Question

What role do elementary reactions play in determining reaction order with respect to each reactant? How is the mechanism related to how a rate constant for a complex reaction compares to that of a one-step reaction?

Answer 1

IMPORTANT: There is no direct correlation between stoichiometric coefficients and rate law exponents (reactant orders) in an overall (complex) reaction! If that ever occurs, it is a coincidence!

We will denote elementary reactions or reaction steps using `=>`, and complex reactions using `->`.

Here is an example of a bimolecular ozone destruction mechanism.

`O_3(g) + Cl(g) stackrel(k_1" ")(=>) ClO(g) + O_2(g)` --- (elementary step 1)
`ClO(g) + O(g) stackrel(k_2" ")(=>) O_2(g) + Cl(g)` --- (elementary step 2)
`"----------------------------------------"`
`underbrace(\mathbf(O_3(g) + O(g) stackrel(k_("obs")" ")(->) 2O_2(g)))`
`""" "" "" "^("overall reaction")`

For this, the overall rate law has the special rate constant `k_"obs""*"`, and is written as:

`\mathbf(r(t)"*" = k_"obs""*"["O"_3]["O"])`

`"*"` This reaction has a catalyst: `"Cl"`.

Note that we do not know what the special rate constant `k_"obs""*"` actually is yet, but we do know that both `"O"_3` and `"O"` are reactants in the overall reaction that do NOT:

• appear in the middle of the reaction and disappear later (intermediates)
• disappear in the middle of the reaction and reappear later (catalysts)

So, this is a valid rate law for the overall reaction.

It does not, however, reveal what the order of each reactant is, necessarily.

These are not the same:

`O_3(g) + O(g) stackrel(k_("obs""*")" ")(->) 2O_2(g)` (1)

`r(t)"*" = k_"obs""*"["O"_3]^m["O"]^n`

`m = ?`, `n = ?`

`O_3(g) + O(g) stackrel(k_("obs")" ")(=>) 2O_2(g)` (2)

`r(t) = k_"obs"["O"_3]^m["O"]^n`

`m = n = 1`.

That's what's causing you confusion, because examining the reaction mechanism of (1) based on what you have been taught, you would say:

`O_3(g) + Cl(g) stackrel(k_1" ")(=>) ClO(g) + O_2(g)` (step 1)

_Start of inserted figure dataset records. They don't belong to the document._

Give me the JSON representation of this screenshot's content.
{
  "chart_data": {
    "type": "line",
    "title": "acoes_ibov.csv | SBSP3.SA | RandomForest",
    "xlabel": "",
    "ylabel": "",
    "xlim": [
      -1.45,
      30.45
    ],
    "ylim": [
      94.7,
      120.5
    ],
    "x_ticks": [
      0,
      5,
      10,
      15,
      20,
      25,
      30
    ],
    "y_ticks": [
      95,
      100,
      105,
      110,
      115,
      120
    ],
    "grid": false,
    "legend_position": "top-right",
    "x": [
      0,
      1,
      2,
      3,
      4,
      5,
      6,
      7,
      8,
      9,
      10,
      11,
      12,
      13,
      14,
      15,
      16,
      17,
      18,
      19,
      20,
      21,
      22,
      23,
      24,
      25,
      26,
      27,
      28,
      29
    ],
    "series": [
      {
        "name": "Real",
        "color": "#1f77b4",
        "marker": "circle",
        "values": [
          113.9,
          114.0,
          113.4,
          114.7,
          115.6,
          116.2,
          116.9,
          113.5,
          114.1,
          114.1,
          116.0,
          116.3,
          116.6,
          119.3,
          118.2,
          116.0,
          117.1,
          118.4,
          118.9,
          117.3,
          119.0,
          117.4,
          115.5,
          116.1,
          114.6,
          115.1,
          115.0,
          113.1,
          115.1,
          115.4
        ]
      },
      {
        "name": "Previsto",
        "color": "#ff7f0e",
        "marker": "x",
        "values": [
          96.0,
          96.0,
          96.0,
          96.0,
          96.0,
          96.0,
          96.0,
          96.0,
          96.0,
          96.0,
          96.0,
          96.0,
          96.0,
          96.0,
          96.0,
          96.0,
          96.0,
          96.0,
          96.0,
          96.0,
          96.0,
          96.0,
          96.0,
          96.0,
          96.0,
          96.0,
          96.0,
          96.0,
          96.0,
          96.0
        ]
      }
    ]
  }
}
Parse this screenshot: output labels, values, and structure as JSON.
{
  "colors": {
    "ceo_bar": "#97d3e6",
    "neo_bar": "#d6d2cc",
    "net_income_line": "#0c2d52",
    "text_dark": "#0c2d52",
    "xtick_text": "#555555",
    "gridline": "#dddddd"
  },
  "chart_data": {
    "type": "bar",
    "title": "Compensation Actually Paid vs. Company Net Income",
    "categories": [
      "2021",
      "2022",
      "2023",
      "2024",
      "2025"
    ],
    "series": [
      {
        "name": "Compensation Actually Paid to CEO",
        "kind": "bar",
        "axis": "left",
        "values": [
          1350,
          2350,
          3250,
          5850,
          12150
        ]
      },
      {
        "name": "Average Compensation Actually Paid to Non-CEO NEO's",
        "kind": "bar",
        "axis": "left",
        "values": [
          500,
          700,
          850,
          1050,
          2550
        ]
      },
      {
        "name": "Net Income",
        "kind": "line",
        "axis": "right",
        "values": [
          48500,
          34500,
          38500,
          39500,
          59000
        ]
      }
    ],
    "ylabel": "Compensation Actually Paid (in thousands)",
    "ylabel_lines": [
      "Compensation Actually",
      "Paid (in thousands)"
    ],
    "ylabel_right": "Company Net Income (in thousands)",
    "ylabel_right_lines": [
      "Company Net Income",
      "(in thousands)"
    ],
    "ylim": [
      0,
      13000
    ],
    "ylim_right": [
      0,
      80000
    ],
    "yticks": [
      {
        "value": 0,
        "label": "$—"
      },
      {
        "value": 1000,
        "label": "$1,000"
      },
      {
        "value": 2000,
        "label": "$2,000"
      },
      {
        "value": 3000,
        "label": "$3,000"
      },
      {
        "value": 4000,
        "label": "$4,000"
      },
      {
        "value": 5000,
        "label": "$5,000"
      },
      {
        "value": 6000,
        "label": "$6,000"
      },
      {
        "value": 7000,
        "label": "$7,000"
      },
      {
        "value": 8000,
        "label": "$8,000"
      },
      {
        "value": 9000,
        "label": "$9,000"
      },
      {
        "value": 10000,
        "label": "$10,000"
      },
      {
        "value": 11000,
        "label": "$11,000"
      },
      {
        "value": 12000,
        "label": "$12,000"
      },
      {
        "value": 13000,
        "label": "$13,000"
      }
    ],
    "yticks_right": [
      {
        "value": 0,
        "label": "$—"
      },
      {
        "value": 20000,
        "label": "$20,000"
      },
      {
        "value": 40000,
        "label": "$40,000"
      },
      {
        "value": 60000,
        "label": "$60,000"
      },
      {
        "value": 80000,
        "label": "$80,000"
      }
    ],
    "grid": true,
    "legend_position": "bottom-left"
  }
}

• step 1 is first order in `"O"_3` and first order in `"Cl"`. This is because the mechanistic step occurs as-written. That is, if you witness this step occurring in real life for one molecule of `"O"_3` and one atom of `"Cl"`, you would see one `"O"_3` molecule colliding with one `"Cl"` atom, and deduce that this is first-order in each.

`ClO(g) + O(g) stackrel(k_2" ")(=>) O_2(g) + Cl(g)` (step 2)

• step 2 is first order in `"ClO"` and first order in `"O"`. This is because the mechanistic step occurs as-written. That is, if you witness this step occurring in real life for one molecule of `"ClO"` and one atom of `"O"`, you would see one `"ClO"` molecule colliding with one `"O"` atom, and deduce that this is first-order in each.

Basically, comparing (1) and (2), the value of `k_"obs""*"` is not the same as `k_"obs"` because they are not the same mechanism. The difference is this:

• (1) is a complex reaction, known to occur in two steps.
• (2) is an elementary reaction, known to occur in one step.

The order of each reactant is able to be determined for an overall one-step reaction.

The order of each reactant is unclear for the overall two-step reaction, but each reactant's order is able to be determined for the elementary steps.

Remember that catalysts speed up rates of reaction (like in (1)!), so since (1) has a catalyst, `r(t)"*" ne r(t)`, and therefore, `k_"obs""*" ne k_"obs"`.

Ultimately, what we have is:

• When reaction A's `k_"obs"` matches reaction B's `k_"obs"`, AND the reactants in reaction A match those in reaction B, reaction A IS reaction B.
• When one or both things do not match, reaction A and B are NOT the same reaction and the reactants' orders are not necessarily the same.